Le Projet Minotaure est une extension de la Biodanza qui permet au participant d’identifier ses peurs de base, d’affronter et de dépasser avec succès des défis spécifiques et ainsi devenir protagoniste de son propre processus de guérison.
Si nous nous posons la question de savoir quelles sont les émotions qui nous paralysent le plus dans la vie, la majorité d’entre nous répondrions que la peur, bien qu’elle ne se manifeste pas toujours de façon claire, est à la base de nombre de nos réponses émotionnelles.

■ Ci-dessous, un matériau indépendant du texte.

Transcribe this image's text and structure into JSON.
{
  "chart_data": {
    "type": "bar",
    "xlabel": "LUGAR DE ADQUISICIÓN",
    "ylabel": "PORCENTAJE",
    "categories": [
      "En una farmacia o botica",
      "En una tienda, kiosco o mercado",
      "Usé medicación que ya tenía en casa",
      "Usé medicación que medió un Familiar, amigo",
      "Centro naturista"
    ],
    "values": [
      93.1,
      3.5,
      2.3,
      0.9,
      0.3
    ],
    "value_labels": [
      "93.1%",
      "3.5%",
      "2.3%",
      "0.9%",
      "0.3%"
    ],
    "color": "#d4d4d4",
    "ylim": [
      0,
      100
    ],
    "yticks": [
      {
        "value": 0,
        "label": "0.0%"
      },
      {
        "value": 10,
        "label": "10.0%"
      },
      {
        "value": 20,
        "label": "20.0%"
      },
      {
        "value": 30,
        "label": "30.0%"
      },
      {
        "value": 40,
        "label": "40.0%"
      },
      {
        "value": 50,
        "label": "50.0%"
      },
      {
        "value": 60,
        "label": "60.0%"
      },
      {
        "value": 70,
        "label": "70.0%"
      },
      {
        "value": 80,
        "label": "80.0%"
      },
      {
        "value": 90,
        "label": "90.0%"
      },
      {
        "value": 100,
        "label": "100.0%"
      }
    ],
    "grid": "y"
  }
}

Rolando Toro a développé la Biodanza comme un système qui, bien qu’ayant des résultats thérapeutiques, ne l’est pas sous sa forme méthodologique car elle ne nous affronte pas directement au conflit. Elle utilise tous les potentiels de santé (lignes de vivencia) qu’il y a dans les domaines de la vitalité, de la créativité, de l’affectivité, de la sexualité et de la transcendance, en le stimulant à partir d’une approche positive. Il s’agit de mettre plus de lumière à tous ces aspects de sorte que la lumière gagne du terrain sur l’obscurité. Il y a cependant certaines portes de notre existence qui sont tellement fermées et bloquées qu’il faut les affronter directement pour commencer à les ouvrir et à permettre que la lumière entre.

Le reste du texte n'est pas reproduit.